Just two years ago, Andre Geim and Konstantin Novoselov, the two scientists who won the Nobel Prize for discovering graphene, succeeded in improving photodetectors to the degree that they could boost optoelectronic data transfer rates by a factor of 20. That breakthrough relied on using graphene combined with plasmonic nanostructures.

Now researchers at the University of Bath in the U.K. are reporting measurements indicating that graphene could lead to optical switches that are nearly a hundred times faster than materials used in today’s current switches.

The research, which was published in the journal Physical Review Letters (“Carrier Lifetime in Exfoliated Few-Layer Graphene Determined from Intersubband Optical Transitions”), found that the response rate of an optical switch using graphene to be around 100 femtoseconds, which is about a hundred times faster than the few picoseconds measured in today’s devices.

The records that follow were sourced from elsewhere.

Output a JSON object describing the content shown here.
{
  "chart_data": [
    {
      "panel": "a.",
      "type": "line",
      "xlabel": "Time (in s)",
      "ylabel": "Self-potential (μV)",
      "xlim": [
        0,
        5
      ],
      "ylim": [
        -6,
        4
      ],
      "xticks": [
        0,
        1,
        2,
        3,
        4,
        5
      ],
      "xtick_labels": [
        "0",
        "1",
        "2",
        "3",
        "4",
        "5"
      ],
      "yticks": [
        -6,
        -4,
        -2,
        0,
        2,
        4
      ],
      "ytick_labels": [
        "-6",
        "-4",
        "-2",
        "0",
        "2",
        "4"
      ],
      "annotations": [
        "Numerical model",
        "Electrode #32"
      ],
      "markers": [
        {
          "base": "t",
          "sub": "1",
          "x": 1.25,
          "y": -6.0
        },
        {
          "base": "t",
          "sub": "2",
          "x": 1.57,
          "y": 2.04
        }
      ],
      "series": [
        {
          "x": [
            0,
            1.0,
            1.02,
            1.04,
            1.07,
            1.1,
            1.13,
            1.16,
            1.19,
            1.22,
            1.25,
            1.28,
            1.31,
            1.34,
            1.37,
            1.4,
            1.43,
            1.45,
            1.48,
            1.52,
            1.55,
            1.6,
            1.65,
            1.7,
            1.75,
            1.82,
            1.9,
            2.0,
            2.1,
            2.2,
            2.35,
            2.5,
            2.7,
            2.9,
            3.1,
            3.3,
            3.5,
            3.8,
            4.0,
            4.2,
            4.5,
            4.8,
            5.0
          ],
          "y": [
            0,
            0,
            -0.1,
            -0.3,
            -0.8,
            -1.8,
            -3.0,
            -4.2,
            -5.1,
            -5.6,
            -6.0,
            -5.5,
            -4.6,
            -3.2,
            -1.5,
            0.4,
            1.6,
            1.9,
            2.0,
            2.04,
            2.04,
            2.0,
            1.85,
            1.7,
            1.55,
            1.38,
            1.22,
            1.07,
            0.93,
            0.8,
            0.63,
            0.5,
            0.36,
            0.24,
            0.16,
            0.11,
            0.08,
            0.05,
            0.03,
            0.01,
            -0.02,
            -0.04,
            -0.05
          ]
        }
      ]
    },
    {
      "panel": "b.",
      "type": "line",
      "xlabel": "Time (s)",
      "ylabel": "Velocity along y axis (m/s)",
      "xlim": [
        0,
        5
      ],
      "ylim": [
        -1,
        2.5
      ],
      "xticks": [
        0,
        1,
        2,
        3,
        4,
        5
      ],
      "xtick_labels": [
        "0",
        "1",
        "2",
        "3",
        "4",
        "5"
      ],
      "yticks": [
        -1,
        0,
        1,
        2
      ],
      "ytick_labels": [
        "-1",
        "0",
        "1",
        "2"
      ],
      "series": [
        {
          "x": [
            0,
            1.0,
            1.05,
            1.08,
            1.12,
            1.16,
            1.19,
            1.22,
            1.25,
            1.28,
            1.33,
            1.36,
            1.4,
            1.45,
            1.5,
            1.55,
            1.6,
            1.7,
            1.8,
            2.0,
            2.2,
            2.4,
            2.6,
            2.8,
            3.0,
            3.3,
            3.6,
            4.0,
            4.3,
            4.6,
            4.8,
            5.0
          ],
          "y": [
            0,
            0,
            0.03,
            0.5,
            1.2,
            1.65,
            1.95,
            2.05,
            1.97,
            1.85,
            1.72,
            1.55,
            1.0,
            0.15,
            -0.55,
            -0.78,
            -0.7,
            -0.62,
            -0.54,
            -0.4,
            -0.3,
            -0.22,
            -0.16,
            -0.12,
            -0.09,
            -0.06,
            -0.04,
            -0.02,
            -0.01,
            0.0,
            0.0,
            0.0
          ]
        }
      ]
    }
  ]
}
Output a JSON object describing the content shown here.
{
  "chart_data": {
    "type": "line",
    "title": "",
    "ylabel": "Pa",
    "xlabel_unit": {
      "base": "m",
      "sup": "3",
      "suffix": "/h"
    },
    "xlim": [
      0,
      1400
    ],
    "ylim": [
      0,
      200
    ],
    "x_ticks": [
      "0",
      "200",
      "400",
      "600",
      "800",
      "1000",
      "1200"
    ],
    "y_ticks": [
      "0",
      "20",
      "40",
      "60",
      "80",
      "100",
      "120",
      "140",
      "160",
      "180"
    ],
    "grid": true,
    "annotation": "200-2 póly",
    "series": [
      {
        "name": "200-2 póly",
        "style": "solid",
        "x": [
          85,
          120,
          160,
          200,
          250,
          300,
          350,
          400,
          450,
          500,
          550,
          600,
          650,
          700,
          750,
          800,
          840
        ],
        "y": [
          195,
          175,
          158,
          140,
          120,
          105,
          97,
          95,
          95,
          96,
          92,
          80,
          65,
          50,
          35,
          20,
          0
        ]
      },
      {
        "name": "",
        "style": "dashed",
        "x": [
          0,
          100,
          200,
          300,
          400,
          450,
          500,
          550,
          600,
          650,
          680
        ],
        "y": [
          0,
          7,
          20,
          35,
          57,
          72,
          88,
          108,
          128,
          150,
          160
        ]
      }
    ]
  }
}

“We’ve seen an ultrafast optical response rate, using few-layer graphene, which has exciting applications for the development of high speed optoelectronic components based on graphene,” said lead researcher Dr. Enrico Da Como in a press release. “This fast response is in the infrared part of the electromagnetic spectrum, where many applications in telecommunications, security, and also medicine are currently developing and affecting our society.”

In addition to photodetectors and optical switches, graphene is proving attractive for tunable notch filters, an area where IBM has made some interesting progress. Also, researchers have been able to exploit graphene’s wide spectral range for different kinds of tunable lasers that are used in optoelectronic systems.

In fact, the research team’s long-range goal is to apply this discovery to the development of graphene-based quantum cascade lasers that could be used for pollution monitoring, security, and spectroscopy applications.